Rewrote the NBBO Engine – Better, Faster, More General

Tuesday, May 31st, 2011

Today I took on the task of re-writing the national best bid/offer (NBBO) engine in my codebase. This is significant because this was very fast, lockless (for stocks), and was a critical part of the data feeds. It's just that important to get the data right. But it had a limitation that was a killer - it was based on the idea that each instrument belonged to a "family" - rooted in a stock or index. The problem wasn't bad for stocks, and the options weren't too bad, but we are starting to get instruments like spreads that aren't based on one family, and therein lies the problem.

I solved part of the problem by making these spreads have a 128-bit ID value like all the other instruments, so that they might fit in a nice 16-way trie. I just then needed to fix the NBBO engine to use this trie as opposed to the family-based (name) trie.

There were a lot of little details to pay attention to, but for the most part, it was a smooth transition. The data is now completely lockless if we want, but for now there's a spinlock at the instrument-level to make sure that we don't update the NBBO data improperly. However, this is likely never to happen as a single symbol comes from one feed, and one feed alone, so it's a single thread. However, it's possible that someone could make a multi-thread, single-feed, and in that case, it's possible to have two threads with the same instrument. So I'll leave it in for now. Just to be safe.

The upshot of this change is that we're now ready to handle any instrument that fits into the 128-bit ID scheme. Also, because we got rid of the map for options within a family, it's faster for options than before. Sweet.

Plenty of testing to do, but it's a great start.

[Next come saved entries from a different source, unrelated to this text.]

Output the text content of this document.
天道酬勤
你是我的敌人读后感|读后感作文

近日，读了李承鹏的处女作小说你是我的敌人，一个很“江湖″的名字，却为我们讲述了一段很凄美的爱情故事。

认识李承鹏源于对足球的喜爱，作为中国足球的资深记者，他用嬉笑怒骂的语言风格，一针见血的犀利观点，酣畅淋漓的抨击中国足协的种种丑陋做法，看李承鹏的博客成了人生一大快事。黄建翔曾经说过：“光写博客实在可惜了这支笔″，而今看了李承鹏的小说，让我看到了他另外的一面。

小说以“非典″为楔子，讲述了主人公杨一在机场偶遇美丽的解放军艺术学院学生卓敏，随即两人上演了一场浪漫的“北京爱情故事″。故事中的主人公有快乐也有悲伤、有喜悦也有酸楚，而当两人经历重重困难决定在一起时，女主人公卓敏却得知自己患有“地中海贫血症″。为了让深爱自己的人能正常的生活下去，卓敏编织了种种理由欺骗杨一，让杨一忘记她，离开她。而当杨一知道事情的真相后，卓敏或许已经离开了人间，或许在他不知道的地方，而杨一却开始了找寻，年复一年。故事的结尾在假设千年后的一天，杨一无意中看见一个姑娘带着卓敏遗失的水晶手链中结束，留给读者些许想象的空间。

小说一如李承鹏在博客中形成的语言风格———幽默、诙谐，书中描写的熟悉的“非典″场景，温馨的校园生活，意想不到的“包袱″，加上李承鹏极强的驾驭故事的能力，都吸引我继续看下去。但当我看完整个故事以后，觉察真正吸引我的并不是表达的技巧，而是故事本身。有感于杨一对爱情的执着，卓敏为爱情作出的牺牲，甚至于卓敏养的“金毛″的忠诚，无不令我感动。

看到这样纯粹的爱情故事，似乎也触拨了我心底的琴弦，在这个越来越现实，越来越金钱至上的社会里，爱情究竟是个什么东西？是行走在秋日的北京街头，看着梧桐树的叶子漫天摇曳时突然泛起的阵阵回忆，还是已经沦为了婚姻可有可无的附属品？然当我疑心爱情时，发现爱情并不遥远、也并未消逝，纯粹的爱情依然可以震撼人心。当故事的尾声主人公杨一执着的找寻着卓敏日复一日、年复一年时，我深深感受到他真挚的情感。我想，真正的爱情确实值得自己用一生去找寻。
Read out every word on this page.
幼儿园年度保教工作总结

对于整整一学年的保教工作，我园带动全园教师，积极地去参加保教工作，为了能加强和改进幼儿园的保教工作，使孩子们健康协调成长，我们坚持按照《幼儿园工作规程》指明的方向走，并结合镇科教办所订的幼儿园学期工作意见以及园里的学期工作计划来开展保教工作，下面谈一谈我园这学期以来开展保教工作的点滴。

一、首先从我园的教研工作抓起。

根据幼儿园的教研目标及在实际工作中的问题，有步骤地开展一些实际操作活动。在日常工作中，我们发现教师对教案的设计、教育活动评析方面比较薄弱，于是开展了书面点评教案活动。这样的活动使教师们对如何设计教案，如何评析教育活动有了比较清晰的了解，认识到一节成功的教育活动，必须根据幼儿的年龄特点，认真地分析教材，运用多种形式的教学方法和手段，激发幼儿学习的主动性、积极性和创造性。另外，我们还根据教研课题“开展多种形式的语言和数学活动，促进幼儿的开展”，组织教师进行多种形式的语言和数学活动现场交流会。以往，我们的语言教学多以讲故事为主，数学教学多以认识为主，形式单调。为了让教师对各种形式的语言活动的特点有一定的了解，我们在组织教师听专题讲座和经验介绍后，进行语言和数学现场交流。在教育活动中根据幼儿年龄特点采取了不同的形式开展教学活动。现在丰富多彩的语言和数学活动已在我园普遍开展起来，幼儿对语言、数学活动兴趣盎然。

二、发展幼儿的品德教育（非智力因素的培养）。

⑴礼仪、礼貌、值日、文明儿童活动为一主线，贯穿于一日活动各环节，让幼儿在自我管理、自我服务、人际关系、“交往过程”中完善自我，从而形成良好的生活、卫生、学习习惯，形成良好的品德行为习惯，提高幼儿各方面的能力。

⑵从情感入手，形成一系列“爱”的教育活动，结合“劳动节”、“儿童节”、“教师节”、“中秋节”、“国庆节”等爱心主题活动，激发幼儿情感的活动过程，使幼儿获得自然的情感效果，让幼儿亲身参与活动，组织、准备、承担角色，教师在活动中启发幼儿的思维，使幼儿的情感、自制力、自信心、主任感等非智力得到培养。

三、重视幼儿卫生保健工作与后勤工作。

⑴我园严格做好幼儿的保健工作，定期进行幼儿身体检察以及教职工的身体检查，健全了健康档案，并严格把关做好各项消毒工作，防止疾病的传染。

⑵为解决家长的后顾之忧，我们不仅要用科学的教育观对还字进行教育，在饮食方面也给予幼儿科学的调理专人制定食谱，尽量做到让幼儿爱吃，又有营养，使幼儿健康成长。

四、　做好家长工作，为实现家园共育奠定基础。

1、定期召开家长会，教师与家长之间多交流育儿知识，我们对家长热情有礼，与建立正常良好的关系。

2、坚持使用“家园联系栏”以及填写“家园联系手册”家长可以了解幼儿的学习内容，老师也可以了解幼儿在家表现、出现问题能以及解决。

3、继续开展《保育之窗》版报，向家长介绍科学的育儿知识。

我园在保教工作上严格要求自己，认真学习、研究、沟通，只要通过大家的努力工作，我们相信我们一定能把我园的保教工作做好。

Finally Got Something Going!

Friday, May 27th, 2011

trophy.jpg

This afternoon we finally got something going on the request/response greek engine! I had to add in an IRC interface to the calculations to make it easier to see what's happening and try values - but in the end, that's a great addition to the system. It only took about 15 mins to add, but the effect was amazing. We could now look at the messages coming in, force a calculation on a stock family - or an individual option, and then view the results. Very nice.

The request/response system is working as well. There were a lot of issues about what the values needed to be (see a previous post), and I had to change the SQL to extract the volatility values from the database because no one really checked the values. I know... I should have been more on top of this, but when I ask a grown-up, professional programmer: "Did you write a test case? Is it right?" and I hear "Yes", I tend to believe them.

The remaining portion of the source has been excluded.